# Mini Excavator Purchase



## NewSchool (Jan 8, 2012)

We have always rented excavators as needed in the past.

Now we have a long term project that will possibly warrant purchase of a machine.

How many hours would be "too many" on a used machine?

We are interested in something in the 305 size.

Any other recommendations on owning equipment?


----------



## Will (Jun 6, 2010)

Are you OldSchool's offspring??


----------



## U666A (Dec 11, 2010)

Mr. Biz recently went through the motions of purchasing a mini, I'm positive he would be willing to share some advice.


----------



## Sewer Saint (May 5, 2012)

NewSchool said:


> We have always rented excavators as needed in the past.
> 
> Now we have a long term project that will possibly warrant purchase of a machine.
> 
> ...


Long Answer: Yes, I recommend owning equipment
Short Answer: Take a look at the long answer!

So what questions do you have? Caterpillar 305s are great for general work and you can usually get a solid, used one for under $65,000.

Make sure you have a flatbed trailer for transport and make sure you have a good "dump" truck to tow it as the spoil pile often cannot get backfilled in due to code.

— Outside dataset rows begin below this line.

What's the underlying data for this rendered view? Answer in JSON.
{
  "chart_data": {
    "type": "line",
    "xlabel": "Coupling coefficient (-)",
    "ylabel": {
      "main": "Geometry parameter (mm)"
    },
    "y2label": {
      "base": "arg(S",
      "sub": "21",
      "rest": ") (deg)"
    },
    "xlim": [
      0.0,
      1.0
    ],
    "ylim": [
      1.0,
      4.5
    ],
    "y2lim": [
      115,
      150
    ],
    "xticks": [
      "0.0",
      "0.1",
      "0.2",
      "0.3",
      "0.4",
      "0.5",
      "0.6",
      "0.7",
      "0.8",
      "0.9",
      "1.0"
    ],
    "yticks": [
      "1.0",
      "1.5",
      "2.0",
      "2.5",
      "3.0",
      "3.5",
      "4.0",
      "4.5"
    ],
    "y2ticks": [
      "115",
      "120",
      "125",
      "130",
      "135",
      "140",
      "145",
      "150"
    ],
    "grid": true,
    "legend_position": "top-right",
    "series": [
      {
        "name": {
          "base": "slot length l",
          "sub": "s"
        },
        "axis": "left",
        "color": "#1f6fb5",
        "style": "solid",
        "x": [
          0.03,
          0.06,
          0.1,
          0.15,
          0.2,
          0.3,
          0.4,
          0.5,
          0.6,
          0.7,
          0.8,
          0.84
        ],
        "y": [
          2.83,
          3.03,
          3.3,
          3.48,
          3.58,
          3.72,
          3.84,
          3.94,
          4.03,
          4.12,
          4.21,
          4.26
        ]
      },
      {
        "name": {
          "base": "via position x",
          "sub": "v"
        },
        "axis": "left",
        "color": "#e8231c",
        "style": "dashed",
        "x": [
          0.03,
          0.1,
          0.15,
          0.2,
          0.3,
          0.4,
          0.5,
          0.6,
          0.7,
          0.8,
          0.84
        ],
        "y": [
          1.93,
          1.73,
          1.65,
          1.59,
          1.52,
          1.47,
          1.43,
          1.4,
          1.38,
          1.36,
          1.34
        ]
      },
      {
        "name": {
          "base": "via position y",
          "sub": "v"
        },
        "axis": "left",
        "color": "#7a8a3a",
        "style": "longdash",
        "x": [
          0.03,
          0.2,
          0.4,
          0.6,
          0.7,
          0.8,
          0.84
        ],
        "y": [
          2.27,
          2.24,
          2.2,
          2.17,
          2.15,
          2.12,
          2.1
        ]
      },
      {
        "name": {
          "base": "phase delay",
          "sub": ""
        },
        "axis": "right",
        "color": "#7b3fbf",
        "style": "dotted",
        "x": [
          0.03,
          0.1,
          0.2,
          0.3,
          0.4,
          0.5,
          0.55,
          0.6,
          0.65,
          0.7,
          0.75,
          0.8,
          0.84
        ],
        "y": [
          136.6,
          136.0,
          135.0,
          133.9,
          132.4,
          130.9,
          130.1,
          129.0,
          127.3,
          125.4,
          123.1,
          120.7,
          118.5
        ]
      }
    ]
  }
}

Find a solid mechanic and find an affordable hydraulic line repair place so you can do repairs of the lift systems if needed.

I have a couple 308s, 2 316s and just upgraded to a 336d for the big jobs.


----------



## OldSchool (Jan 30, 2010)

Will said:


> Are you OldSchool's offspring??


stop picking on my Son


----------



## plbgbiz (Aug 27, 2010)

I ended up with a Kubota U15. Pperfect for our needs. 

1K hours became the cutoff point mainly because everything I saw over that was too beat up. 

Check the condition of the tracks and drive motors. Most minis should be tight enough to crawl out of almost any spot. 

The swing gear is one of the most expensive repairs. Finding a unit that is tight when starting and stopping the cab is crucial. If that is loose it better be a cheap tractor. 

In general I would stay under 800 hours and pay 1/2 of the new price or less. 

Bought mine at 825 hours and well under 1/2 of a new one. That included the trailer with new tires, new teeth (satan's dentures), and new tracks.


----------



## bulldozer (Jan 11, 2009)

We have several minis. Believe it or not our yanmar is my favorite. All I can say is cheap insurance. Make sure you keep her greased or you will be rebushing sooner then you want. Also invest in a good fuel tank with a changeable filter. Dirty fuel cans and 5 gallon cans can get contaminated and play hell on your pumps and injectors.


----------



## aero1 (Feb 13, 2009)

we own a cat 305cr great machine.


----------



## SewerRat (Feb 26, 2011)

Spend a lot of my days in a Kubota KX 121-3. Fact is I've worn out one seat already.


----------